Premature birth also increases vulnerability. Preterm babies have less developed immune systems and are less equipped to fight off an infection if exposed.
How Screening and Prevention Work
Current guidelines from the American College of Obstetricians and Gynecologists recommend screening every pregnant woman for GBS during the 36th or 37th week of each pregnancy. This applies even when a cesarean birth is planned. The test is a simple swab of the vaginal and rectal area, with results typically back within a day or two.
If you test positive, you’ll receive intravenous antibiotics during labor. This approach has been remarkably effective. The rate of early-onset GBS disease dropped by more than 80% after widespread adoption of this practice, falling from 1.8 cases per 1,000 live births in the early 1990s to 0.26 per 1,000 by 2010. When antibiotics are given at least four hours before delivery, effectiveness against early-onset disease reaches roughly 91% for full-term infants and 86% for preterm infants.

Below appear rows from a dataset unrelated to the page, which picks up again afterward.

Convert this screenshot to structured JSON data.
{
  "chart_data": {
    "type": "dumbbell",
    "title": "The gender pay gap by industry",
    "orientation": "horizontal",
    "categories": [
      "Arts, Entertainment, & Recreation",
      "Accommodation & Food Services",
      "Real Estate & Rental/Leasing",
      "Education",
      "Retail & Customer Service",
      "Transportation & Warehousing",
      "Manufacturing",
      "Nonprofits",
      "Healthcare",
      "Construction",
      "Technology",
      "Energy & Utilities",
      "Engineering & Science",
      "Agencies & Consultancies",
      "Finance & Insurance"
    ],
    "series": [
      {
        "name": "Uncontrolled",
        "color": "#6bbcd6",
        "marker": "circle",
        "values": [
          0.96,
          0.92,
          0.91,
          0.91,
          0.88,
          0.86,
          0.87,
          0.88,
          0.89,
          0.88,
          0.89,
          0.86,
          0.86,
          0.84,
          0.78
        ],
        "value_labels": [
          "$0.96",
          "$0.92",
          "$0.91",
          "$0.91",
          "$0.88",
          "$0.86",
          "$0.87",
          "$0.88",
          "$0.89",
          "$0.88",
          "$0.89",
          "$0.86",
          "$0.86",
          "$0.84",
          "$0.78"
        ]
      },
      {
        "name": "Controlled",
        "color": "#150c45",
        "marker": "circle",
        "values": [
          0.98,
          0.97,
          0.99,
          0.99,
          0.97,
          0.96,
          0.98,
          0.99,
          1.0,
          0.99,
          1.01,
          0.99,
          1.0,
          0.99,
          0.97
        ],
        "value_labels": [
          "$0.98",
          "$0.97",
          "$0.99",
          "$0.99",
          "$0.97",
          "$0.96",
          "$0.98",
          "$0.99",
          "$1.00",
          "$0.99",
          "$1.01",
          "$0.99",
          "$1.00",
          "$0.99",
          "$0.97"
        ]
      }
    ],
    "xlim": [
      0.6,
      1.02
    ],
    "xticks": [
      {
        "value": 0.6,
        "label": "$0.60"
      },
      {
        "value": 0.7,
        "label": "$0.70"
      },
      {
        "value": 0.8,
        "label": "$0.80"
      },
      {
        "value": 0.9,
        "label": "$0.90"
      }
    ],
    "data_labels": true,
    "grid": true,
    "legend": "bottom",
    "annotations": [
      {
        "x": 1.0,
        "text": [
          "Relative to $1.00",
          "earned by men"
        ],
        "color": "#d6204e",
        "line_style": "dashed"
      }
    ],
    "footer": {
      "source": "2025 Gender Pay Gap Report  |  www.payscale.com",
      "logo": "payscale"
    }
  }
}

For women with penicillin allergies, alternative antibiotics are available, though the options are more limited. Some alternatives require additional testing of the GBS bacteria to confirm they’ll be effective, since resistance to certain drugs has increased over time.
One important limitation: labor antibiotics only prevent early-onset disease. They do not protect against late-onset GBS, because they don’t fully clear the mother’s colonization. There is currently no established strategy to prevent late-onset cases, which is why recognizing symptoms in the first three months of life remains important.